In mezzo era rimasto quel troncone di più di tre chilometri di strada bianca ormai inutile, in balia di rovi e sterpaglie e bloccata da una parte e dall’altra dalle barriere delle nuove strade. Da più piccoli capitava che ci andassimo in bicicletta, o a provare il motorino di qualche fratello maggiore, ma pian piano le frasche avevano tolto metà del divertimento, e i graffi dei pruni e le buche non valevano più le manciate di metri di strada libera. Fu in quei tempi che prendemmo a chiamarla la Stradaccia.

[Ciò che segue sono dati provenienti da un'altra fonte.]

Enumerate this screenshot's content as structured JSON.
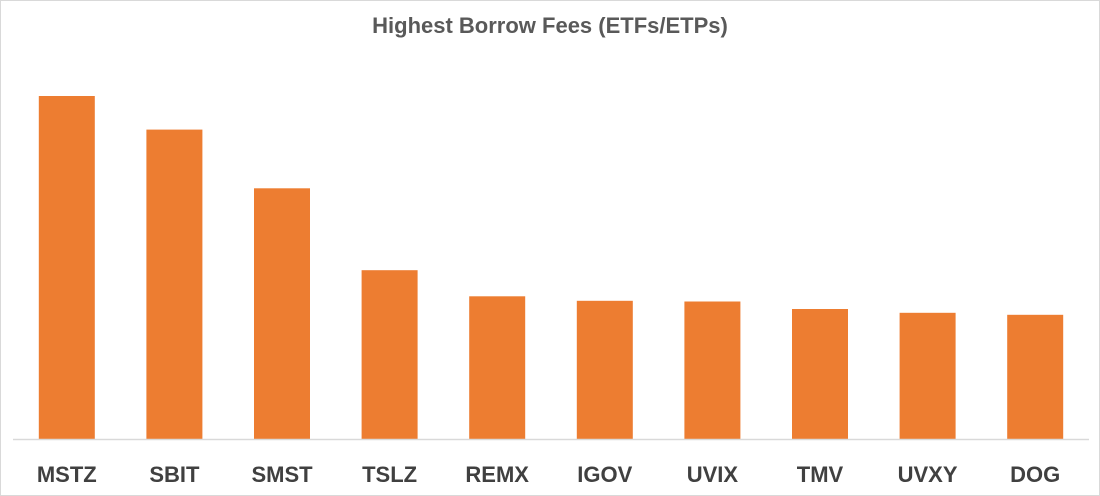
{
  "chart_data": {
    "type": "bar",
    "title": "Highest Borrow Fees (ETFs/ETPs)",
    "xlabel": "",
    "ylabel": "",
    "categories": [
      "MSTZ",
      "SBIT",
      "SMST",
      "TSLZ",
      "REMX",
      "IGOV",
      "UVIX",
      "TMV",
      "UVXY",
      "DOG"
    ],
    "values": [
      100,
      90.2,
      73.1,
      49.2,
      41.6,
      40.3,
      40.1,
      37.9,
      36.8,
      36.2
    ],
    "ylim": [
      0,
      100
    ],
    "grid": false,
    "legend": "none",
    "bar_color": "#ED7D31",
    "axis_color": "#D9D9D9"
  }
}
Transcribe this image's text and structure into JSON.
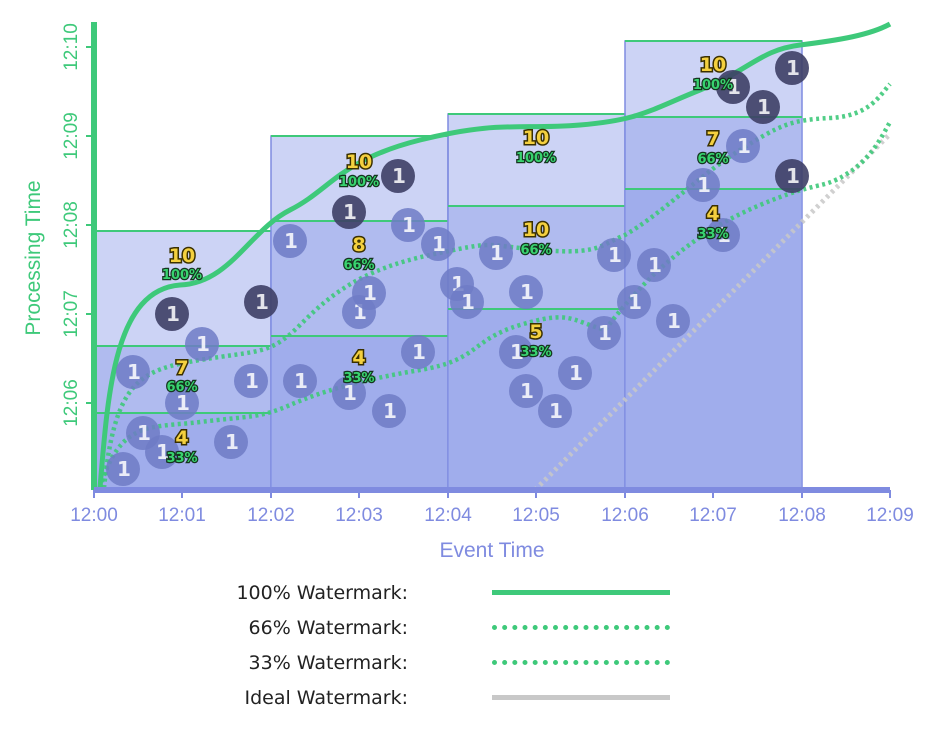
{
  "axes": {
    "x_title": "Event Time",
    "y_title": "Processing Time",
    "x_ticks": [
      "12:00",
      "12:01",
      "12:02",
      "12:03",
      "12:04",
      "12:05",
      "12:06",
      "12:07",
      "12:08",
      "12:09"
    ],
    "y_ticks": [
      "12:06",
      "12:07",
      "12:08",
      "12:09",
      "12:10"
    ]
  },
  "colors": {
    "axis_x": "#7f8be0",
    "axis_y": "#3ec97a",
    "watermark": "#3ec97a",
    "ideal": "#c8c8c8",
    "pane_fill": "#8f9de9",
    "event_light": "#6f7bc6",
    "event_dark": "#3e3f66"
  },
  "windows": [
    {
      "x": [
        "12:00",
        "12:02"
      ],
      "tiers": [
        {
          "count": "10",
          "pct": "100%",
          "top": "12:07:54"
        },
        {
          "count": "7",
          "pct": "66%",
          "top": "12:06:39"
        },
        {
          "count": "4",
          "pct": "33%",
          "top": "12:05:53"
        }
      ]
    },
    {
      "x": [
        "12:02",
        "12:04"
      ],
      "tiers": [
        {
          "count": "10",
          "pct": "100%",
          "top": "12:09:00"
        },
        {
          "count": "8",
          "pct": "66%",
          "top": "12:08:03"
        },
        {
          "count": "4",
          "pct": "33%",
          "top": "12:06:45"
        }
      ]
    },
    {
      "x": [
        "12:04",
        "12:06"
      ],
      "tiers": [
        {
          "count": "10",
          "pct": "100%",
          "top": "12:09:15"
        },
        {
          "count": "10",
          "pct": "66%",
          "top": "12:08:13"
        },
        {
          "count": "5",
          "pct": "33%",
          "top": "12:07:04"
        }
      ]
    },
    {
      "x": [
        "12:06",
        "12:08"
      ],
      "tiers": [
        {
          "count": "10",
          "pct": "100%",
          "top": "12:10:00"
        },
        {
          "count": "7",
          "pct": "66%",
          "top": "12:09:14"
        },
        {
          "count": "4",
          "pct": "33%",
          "top": "12:08:24"
        }
      ]
    }
  ],
  "event_marker": "1",
  "legend": [
    {
      "label": "100% Watermark:",
      "style": "solid"
    },
    {
      "label": "66% Watermark:",
      "style": "dotted"
    },
    {
      "label": "33% Watermark:",
      "style": "dotted"
    },
    {
      "label": "Ideal Watermark:",
      "style": "solid-gray"
    }
  ]
}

Prima, per appena qualche settimana, rapiti da ingenui desideri di un mondo più brillante, avevamo provato a chiamarla la Pista, ma il titolo le stava appiccicato male, e qualche acquazzone, oltre ad aprire nuove buche, se l’era portato via.

E adesso era lì che mi correva davanti come un serpente indiano, tutta nera e pulita, ricoperta e rivestita e tirata a lucido: da chi e perché sarebbe a lungo rimasto un mistero, che peraltro avrebbe segretamente incrinato l’affettato cinismo di ognuno di noi.

Avevo scosso la testa e mi ero accucciato fino a terra. La luna quasi piena riempiva l’asfalto di milioni di brillantini. Avevo passato la mano sulla superficie: mi pareva di sentire i ruggiti dei motori, e le gomme che si agganciavano come artigli al manto ruvido. Avevo raccolto una manciata di polvere nera dal bordo: sembrava caduta dritta dal cielo, ed essere fatta della stessa materia della notte.

Biagio era sempre lì in piedi che mi guardava sorridendo.

«Ma quando è successo?»

«Non lo so. Ero qui la settimana scorsa ed era tutto come prima.»

«Gesù» avevo detto di nuovo guardando quel serpente nero che spariva nella campagna.

Mentre poco dopo tornavamo a casa, in silenzio e con le mani nelle tasche, parevamo due alpinisti di ritorno al campobase. Forse in fin dei conti ciò che separa gli uomini capaci di imprese sorprendenti da chiunque altro è un semplice attimo: l’attimo in cui – consapevolmente o meno – senti l’odore dell’universo e capisci che tutto è possibile. Che cavalchi le onde, comprenda le leggi elettromagnetiche o innalzi un grattacielo, ogni uomo presto o tardi è travolto dall’impercettibile e devastante intuizione che i confini del suo corpo e del mondo non sono solidi come aveva sempre immaginato. Mi domando se il mio momento non fu quello: l’istante in cui il palmo della mia mano sfiorò il mistero dell’asfalto fresco della Stradaccia.